Some more soldering videos:
Prep Work:
Soldering a welding spud:
Soldering a surface mount triclover flange:
Is it strong enough?
Epic HBT Thread: Soldering Stainless Steel
Please keep in mind that I'm not attempting to take credit for coming up with this method of brewery modification or even suggest that I'm better at the techniques than anyone else. This article is meant as an overview and reference to help you decide if it's something you'd like to try on your own.
Parting fact: This soldering technique is also very handy for joining stainless steel to brass or copper.
 
Nice article Bobby. I managed to do about 12 couplings on my set up with no issues after this method started being discussed on HBT. After years of use, they still look like I just finished them.
 
Good info. I did a solder on my Bk and it worked pretty good. I used the draw technique to pull the smaller opening outward and create a stronger joint.
For the heating element I soldered a large nut to the side of my BK where the hole was, and can thread the element directly to the nut, with a waterproof electrical box to contain the wiring.
The problem with that is that the kettle is not flat and I did not get good fill where the wall bends away from the nut.
it functions, but it drips a tiny bit from a pinhole. My next attempt I will flatten the keg where the heating element goes in and it will make the solder operation a lot easier and definitely more leakproof.
 
Great article Bobby!
@Homercidal
1" welding spud from BrewHardware would have been a good solution for you. http://www.brewhardware.com/fittings/120-spuds. Anyone looking into this note that it won't work for dip tubes and other fitting meant to thread from the inside of the kettle. They have external NPT threads.
 
Great article Bobby!!
Is there any method you offer that will allow this to be done with ball valves and sight glasses?
 
@CBelli
The 1/4" NPT weld spud works great for sight glasses.
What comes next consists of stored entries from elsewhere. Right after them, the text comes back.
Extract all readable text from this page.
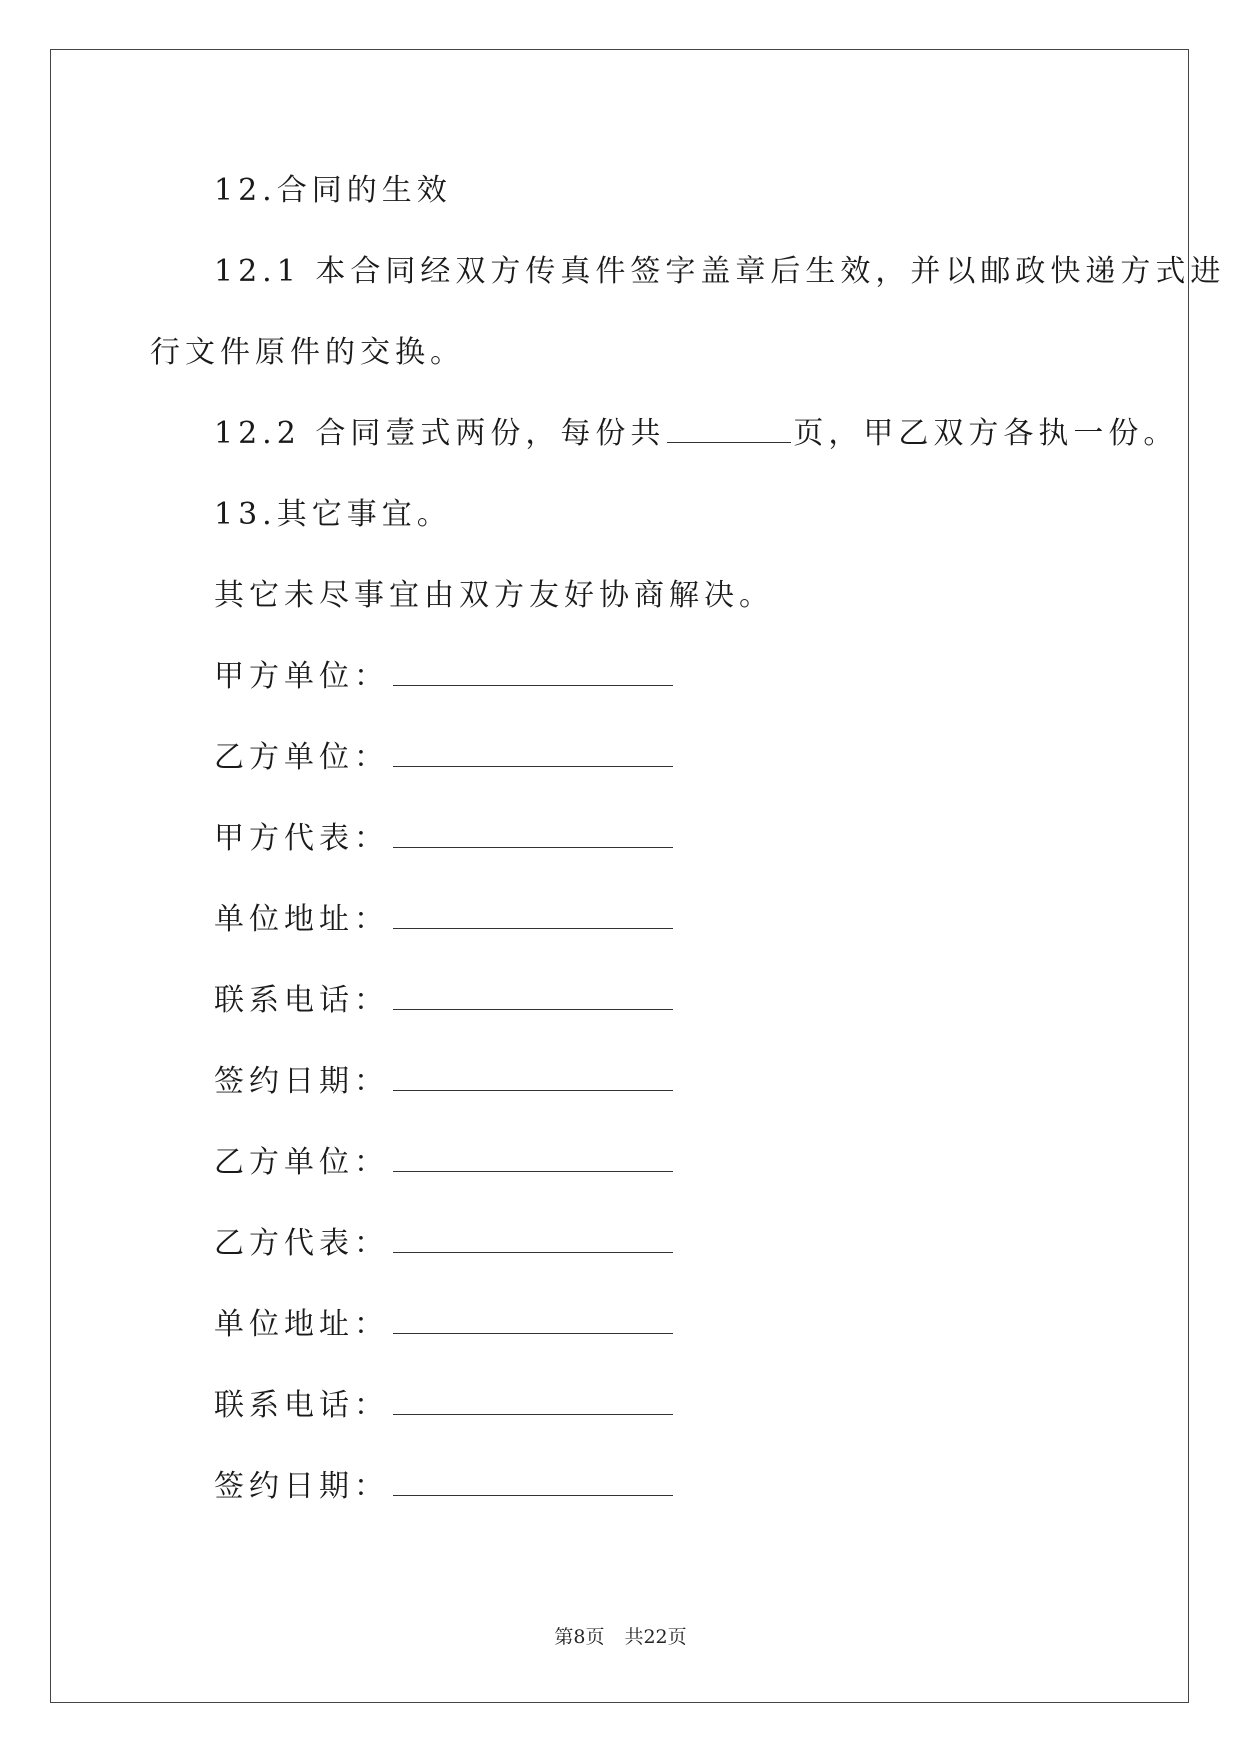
12.合同的生效
12.1 本合同经双方传真件签字盖章后生效，并以邮政快递方式进
行文件原件的交换。
12.2 合同壹式两份，每份共	页，甲乙双方各执一份。
13.其它事宜。
其它未尽事宜由双方友好协商解决。
甲方单位：
乙方单位：
甲方代表：
单位地址：
联系电话：
签约日期：
乙方单位：
乙方代表：
单位地址：
联系电话：
签约日期：
第8页 共22页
For a ball valve, it's a less obvious choice because you typically want a diptube on the interior. I touched on it in the article but I think the diptube assembly that has the long threads on it would solder in quite nicely while using a locknut on the exterior for strength. Essentially you'd install just like it would be weldless and then you leave out the gasket and solder everything, including the threaded joints to make it permanent (ish). Duh, that's another thing I forgot to mention. Soldering is less permanent and can be changed out if necessary. Not so for welding.
 
I used silver solder on the 1" element nut two years ago. It worked perfectly, is liquid tight and it's and extremely strong bond. No problems to this day.
 
Clear and well written article. Nice work!
It gets to the point on purpose and method to achieve excellent results.
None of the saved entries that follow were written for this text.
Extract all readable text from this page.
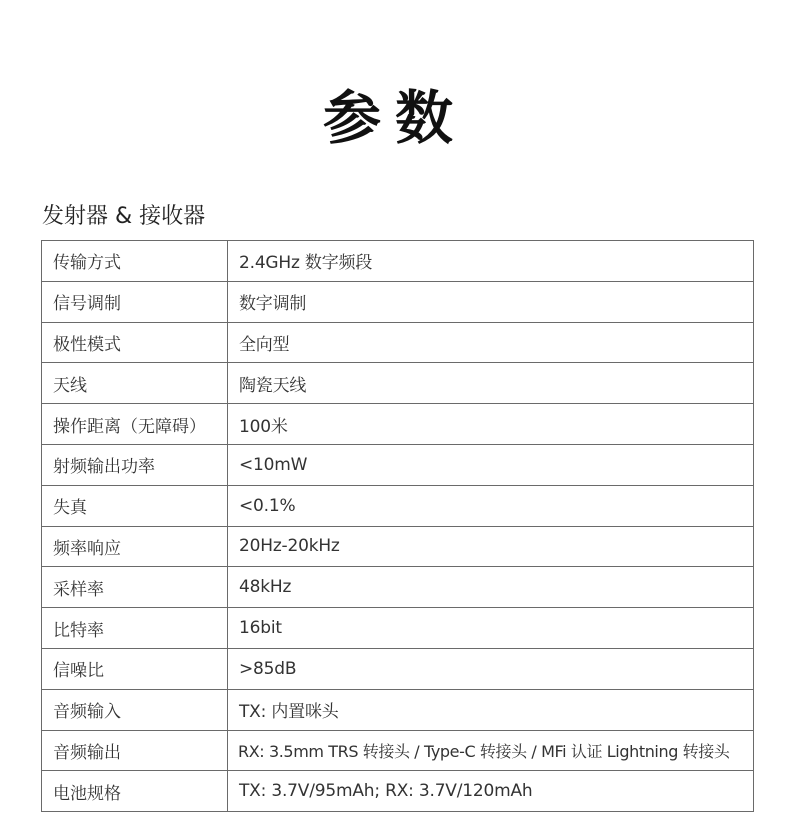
参数
发射器 & 接收器
传输方式	2.4GHz 数字频段
信号调制	数字调制
极性模式	全向型
天线	陶瓷天线
操作距离（无障碍）	100米
射频输出功率	<10mW
失真	<0.1%
频率响应	20Hz-20kHz
采样率	48kHz
比特率	16bit
信噪比	>85dB
音频输入	TX: 内置咪头
音频输出	RX: 3.5mm TRS 转接头 / Type-C 转接头 / MFi 认证 Lightning 转接头
电池规格	TX: 3.7V/95mAh; RX: 3.7V/120mAh
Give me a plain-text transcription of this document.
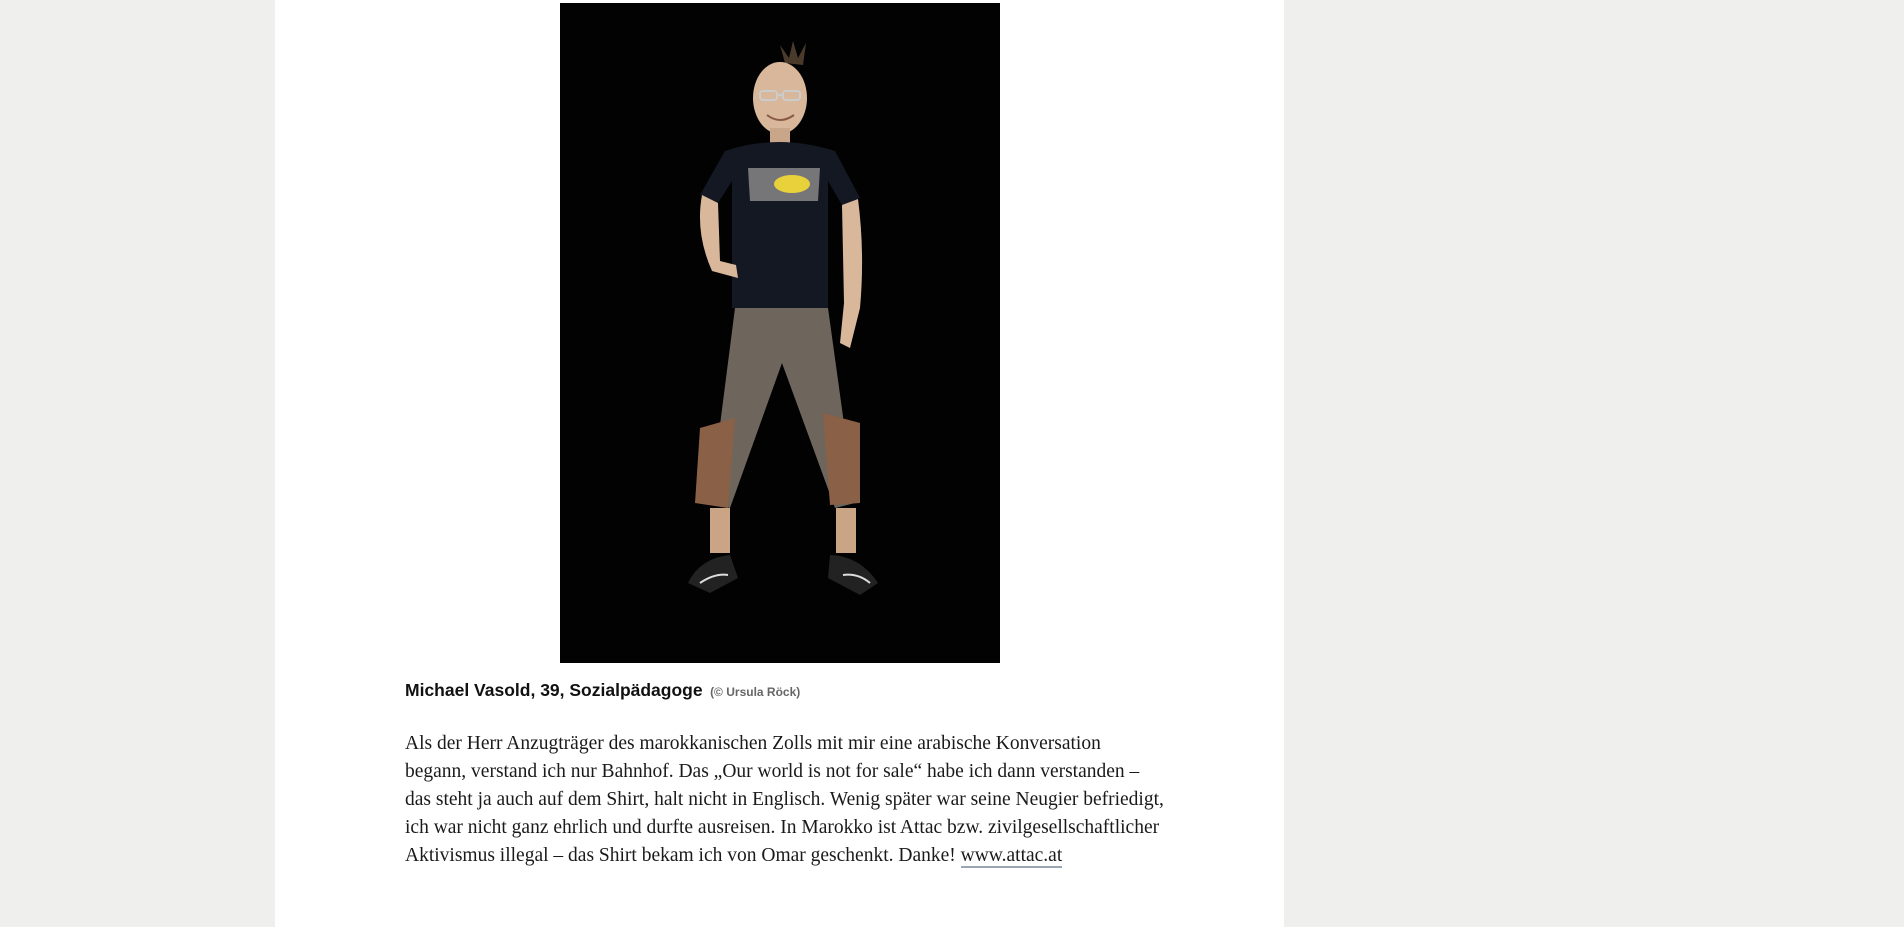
Michael Vasold, 39, Sozialpädagoge (© Ursula Röck)

Als der Herr Anzugträger des marokkanischen Zolls mit mir eine arabische Konversation begann, verstand ich nur Bahnhof. Das „Our world is not for sale“ habe ich dann verstanden – das steht ja auch auf dem Shirt, halt nicht in Englisch. Wenig später war seine Neugier befriedigt, ich war nicht ganz ehrlich und durfte ausreisen. In Marokko ist Attac bzw. zivilgesellschaftlicher Aktivismus illegal – das Shirt bekam ich von Omar geschenkt. Danke! www.attac.at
Thanks for the summary, and the videos.
 
I just soldered two 1/2" NPT welding spuds onto my keggle, for a valve and thermo. Got tired of leaky weldless connections. The silver soldering worked perfectly and cleaned up nicely. My first time soldering stainless. Thanks again for a very helpful article!
Pic at:
http://s80.photobucket.com/user/jabbawocky3816/media/CAM00628_zpsd7b03e34.jpg.html
 
Easier than I thought it would be. A while back I was able to successfully solder spuds, NPT couplings, and TC flanges to a couple of kegs I converted to electric. I followed Bobby's advice found on his site and in his videos and everything went to plan. No problems since. Thanks Bobby!
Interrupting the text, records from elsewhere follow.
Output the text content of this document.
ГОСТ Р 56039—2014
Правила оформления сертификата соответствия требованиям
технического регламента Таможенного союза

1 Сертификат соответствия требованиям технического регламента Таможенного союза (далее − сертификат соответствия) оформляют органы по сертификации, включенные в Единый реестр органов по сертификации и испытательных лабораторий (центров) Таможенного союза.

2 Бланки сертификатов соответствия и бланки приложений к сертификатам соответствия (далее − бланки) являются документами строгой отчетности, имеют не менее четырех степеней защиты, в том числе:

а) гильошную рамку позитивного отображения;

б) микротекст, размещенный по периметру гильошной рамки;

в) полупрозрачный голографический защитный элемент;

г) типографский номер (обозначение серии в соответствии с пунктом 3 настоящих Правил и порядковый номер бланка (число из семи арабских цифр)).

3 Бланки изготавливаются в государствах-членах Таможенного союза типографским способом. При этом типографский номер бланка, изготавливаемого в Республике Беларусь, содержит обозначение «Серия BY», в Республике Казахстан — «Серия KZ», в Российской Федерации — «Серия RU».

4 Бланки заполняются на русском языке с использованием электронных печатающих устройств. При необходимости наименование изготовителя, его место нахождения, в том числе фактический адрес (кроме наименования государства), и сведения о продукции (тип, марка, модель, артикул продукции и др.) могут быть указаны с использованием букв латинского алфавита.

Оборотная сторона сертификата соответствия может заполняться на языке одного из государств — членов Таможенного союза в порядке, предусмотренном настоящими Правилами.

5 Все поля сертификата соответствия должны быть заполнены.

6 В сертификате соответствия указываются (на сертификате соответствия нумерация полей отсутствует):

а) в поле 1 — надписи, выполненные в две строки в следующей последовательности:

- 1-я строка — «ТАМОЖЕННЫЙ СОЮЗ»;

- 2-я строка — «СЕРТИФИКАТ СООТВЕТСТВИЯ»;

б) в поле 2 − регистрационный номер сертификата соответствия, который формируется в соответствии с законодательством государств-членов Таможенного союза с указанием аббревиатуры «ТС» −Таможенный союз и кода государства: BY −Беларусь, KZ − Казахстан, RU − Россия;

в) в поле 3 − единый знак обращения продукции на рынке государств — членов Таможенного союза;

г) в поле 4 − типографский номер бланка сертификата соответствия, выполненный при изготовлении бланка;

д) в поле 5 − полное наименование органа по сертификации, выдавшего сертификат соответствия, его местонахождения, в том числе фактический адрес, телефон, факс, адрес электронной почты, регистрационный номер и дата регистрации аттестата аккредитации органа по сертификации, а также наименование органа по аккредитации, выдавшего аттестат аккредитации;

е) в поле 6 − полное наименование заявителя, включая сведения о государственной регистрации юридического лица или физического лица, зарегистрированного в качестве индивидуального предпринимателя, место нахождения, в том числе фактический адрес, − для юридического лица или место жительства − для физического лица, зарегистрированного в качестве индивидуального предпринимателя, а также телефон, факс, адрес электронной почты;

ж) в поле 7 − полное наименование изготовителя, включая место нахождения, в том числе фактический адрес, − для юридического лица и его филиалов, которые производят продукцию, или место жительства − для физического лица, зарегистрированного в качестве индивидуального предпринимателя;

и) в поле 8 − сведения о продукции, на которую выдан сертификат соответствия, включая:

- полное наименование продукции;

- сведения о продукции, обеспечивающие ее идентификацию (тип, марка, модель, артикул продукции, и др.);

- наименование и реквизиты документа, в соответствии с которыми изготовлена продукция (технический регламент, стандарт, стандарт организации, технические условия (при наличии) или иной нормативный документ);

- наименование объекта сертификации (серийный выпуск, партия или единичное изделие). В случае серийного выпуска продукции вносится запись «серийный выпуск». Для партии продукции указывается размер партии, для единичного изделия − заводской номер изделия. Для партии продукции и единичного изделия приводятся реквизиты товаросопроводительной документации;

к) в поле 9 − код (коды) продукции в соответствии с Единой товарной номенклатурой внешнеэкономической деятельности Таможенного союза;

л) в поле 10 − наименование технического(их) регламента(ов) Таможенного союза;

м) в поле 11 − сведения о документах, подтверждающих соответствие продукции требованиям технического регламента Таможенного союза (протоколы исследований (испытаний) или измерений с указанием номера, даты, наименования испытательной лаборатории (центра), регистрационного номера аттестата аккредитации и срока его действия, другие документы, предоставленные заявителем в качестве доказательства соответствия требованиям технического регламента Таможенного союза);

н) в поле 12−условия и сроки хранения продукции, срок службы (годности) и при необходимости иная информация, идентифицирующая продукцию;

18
Oh, one tip I can offer: if you're soldering a new connection adjacent to an existing one, you'll need to wrap a wet rag around the existing parts so you don't unintentionally de-solder them while heating up the new parts.
 
Thank you Bobby for the video. Its so well done it looks very professional. I been looking for ways to add a fill port for my nano boiler and your video clearly took me thru the whole step. I have one question how hard to do the same thing on the side wall of a 4" kitchen SS canister, instead of the bottom (the canister is 11.5" long). I am a bit concern the surface is concave (or convex depending on where u look from) will be problem mating to the flat surface of the fittings and its a bit flex when applying pressure to the sides. Any thoughts?